Toronto (Ontario), le mardi 3 décembre 2002

EN PRÉSENCE DE MONSIEUR LE JUGE MacKAY

                     

ENTRE :        

                                                                           

JOHN FARRELL

demandeur

                                                                            

- et -

SA MAJESTÉ LA REINE

      

défenderesse

ORDONNANCE

LA COUR, STATUANT SUR la requête présentée pour le compte de la défenderesse le 2 mai 2002 en vue d'obtenir les réparations suivantes :       

1.          une ordonnance rejetant la réclamation contenue dans la déclaration déposée par le demandeur le 2 octobre 2002 au motif qu'elle ne révèle pas l'existence d'une véritable question litigieuse;


2.          à titre subsidiaire, une ordonnance modifiant l'intitulé de l'instance de manière à ce que la partie défenderesse y soit Sa Majesté la Reine;

3.                    les dépens de la présente requête;

4.          toute autre réparation que l'avocat peut juger à propos de réclamer et que la Cour peut estimer bon d'accorder;

APRÈS AUDITION de l'avocat de la défenderesse et de l'avocat du demandeur (intimé dans la requête) à Toronto le 2 décembre 2002, date à laquelle la Cour a décidé de reporter à plus tard le prononcé de sa décision, APRÈS EXAMEN du dossier de la requête qui a été déposé pour le compte de la défenderesse le 3 mai 2002 et du dossier qui a été déposé pour le compte du demandeur à l'audience du 2 décembre 2002 et APRÈS EXAMEN des observations qui ont été formulées à l'audience;

ET APRÈS AVOIR CONCLU que la déclaration contestée ne révèle aucune cause d'action valable :

1.         ACCUEILLE la requête de la défenderesse, RADIE la déclaration du demandeur ET REJETTE l'action;

2.         MODIFIE, avec le consentement des deux parties, l'intitulé de la cause de manière à ce que la partie défenderesse y soit Sa Majesté la Reine conformément à l'intitulé de cause de la présente ordonnance;

  

3.         ADJUGE à la défenderesse les dépens, qui sont fixés à la somme de 500 $, sauf entente contraire des parties.

  

                                                                                                                 « W. Andrew MacKay »             

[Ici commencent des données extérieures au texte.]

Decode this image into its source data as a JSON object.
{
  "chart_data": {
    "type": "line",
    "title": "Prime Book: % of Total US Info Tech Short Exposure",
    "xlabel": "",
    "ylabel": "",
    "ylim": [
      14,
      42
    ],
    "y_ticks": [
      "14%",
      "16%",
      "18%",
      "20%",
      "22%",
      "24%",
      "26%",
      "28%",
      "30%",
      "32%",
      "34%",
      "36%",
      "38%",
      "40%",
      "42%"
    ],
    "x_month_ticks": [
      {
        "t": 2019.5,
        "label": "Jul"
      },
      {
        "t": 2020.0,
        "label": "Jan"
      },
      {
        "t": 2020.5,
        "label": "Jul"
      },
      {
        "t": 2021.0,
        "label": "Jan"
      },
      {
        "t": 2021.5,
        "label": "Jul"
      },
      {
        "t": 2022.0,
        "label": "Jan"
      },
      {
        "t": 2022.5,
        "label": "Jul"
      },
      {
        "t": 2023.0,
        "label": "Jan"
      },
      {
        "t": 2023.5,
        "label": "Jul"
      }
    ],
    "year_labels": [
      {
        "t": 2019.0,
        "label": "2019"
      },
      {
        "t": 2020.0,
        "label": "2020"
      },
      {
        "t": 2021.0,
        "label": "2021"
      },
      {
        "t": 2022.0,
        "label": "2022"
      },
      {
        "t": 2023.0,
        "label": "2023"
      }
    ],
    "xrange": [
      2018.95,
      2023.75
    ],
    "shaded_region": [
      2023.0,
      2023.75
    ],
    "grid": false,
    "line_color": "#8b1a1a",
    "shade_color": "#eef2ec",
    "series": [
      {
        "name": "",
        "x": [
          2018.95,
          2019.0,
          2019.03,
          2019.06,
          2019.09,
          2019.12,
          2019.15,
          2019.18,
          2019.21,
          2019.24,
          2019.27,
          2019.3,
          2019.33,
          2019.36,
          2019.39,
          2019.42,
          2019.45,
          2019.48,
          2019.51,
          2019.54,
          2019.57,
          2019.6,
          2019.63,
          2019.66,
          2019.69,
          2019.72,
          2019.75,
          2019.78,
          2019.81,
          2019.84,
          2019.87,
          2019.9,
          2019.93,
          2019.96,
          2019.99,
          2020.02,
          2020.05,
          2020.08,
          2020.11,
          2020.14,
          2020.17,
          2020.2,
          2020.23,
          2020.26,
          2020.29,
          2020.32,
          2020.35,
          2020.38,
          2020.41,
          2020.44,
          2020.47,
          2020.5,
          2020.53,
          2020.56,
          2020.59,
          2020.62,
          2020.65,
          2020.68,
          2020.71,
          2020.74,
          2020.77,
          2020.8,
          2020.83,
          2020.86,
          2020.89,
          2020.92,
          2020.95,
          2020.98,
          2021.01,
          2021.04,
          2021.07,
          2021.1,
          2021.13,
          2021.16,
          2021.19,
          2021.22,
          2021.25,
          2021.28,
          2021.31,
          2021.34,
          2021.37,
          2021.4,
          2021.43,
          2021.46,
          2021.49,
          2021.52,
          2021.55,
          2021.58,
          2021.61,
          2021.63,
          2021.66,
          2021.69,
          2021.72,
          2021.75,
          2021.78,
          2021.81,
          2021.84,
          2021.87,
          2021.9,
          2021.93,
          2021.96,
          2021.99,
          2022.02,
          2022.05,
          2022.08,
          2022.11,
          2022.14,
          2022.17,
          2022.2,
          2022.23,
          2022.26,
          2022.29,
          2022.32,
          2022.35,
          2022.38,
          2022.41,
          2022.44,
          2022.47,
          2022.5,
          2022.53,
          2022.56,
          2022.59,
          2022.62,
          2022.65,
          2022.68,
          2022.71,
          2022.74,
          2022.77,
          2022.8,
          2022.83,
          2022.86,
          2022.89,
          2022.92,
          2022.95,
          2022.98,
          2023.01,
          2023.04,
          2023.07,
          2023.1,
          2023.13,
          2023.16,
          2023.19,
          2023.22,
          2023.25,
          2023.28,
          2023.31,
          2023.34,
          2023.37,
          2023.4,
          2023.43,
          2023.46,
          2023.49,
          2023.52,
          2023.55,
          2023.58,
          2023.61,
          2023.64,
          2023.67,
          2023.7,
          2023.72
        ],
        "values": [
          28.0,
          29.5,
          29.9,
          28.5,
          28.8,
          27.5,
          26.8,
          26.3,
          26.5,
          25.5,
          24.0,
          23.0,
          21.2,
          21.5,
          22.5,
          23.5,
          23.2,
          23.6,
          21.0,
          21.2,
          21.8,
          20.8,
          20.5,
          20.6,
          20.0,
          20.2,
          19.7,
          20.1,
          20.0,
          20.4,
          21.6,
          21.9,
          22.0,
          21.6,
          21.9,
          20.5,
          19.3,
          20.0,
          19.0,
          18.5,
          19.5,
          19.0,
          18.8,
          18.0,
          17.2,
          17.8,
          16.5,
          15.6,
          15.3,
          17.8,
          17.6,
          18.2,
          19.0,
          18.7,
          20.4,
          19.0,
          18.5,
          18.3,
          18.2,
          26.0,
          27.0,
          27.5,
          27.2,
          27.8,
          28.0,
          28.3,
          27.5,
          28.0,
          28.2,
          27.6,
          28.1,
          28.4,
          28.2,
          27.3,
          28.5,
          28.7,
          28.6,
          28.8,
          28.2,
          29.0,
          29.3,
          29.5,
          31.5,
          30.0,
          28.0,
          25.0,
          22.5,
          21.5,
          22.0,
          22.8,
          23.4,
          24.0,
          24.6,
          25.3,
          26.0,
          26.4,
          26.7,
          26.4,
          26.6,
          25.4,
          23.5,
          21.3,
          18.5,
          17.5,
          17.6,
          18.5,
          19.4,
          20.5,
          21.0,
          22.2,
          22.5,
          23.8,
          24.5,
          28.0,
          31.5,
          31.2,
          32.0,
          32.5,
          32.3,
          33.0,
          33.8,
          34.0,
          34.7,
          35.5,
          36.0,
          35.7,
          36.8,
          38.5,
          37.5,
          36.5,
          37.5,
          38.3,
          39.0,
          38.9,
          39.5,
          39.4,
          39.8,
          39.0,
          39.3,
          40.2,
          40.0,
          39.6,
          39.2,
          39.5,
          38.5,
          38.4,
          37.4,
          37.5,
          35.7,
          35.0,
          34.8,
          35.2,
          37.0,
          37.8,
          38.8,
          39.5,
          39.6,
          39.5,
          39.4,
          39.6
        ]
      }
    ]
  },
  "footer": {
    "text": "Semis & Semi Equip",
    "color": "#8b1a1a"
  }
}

                                                                                                                                                    Juge                             

Traduction certifiée conforme

Suzanne M. Gauthier, trad. a, LL.L.


Date : 20021206

Dossier : T-1726-01

Référence neutre : 2002 CFPI 1271

ENTRE :

                                                             JOHN FARRELL

demandeur

  

                                                                            

- et -

SA MAJESTÉ LA REINE

      

défenderesse

MOTIFS DE L'ORDONNANCE

LE JUGE MACKAY

  

[1]                 Dans la présente action, la défenderesse a présenté une requête en vue d'obtenir le rejet de l'action en vertu de l'article 213 des Règles de la Cour fédérale (1998) au motif qu'il n'existe pas de véritable question litigieuse.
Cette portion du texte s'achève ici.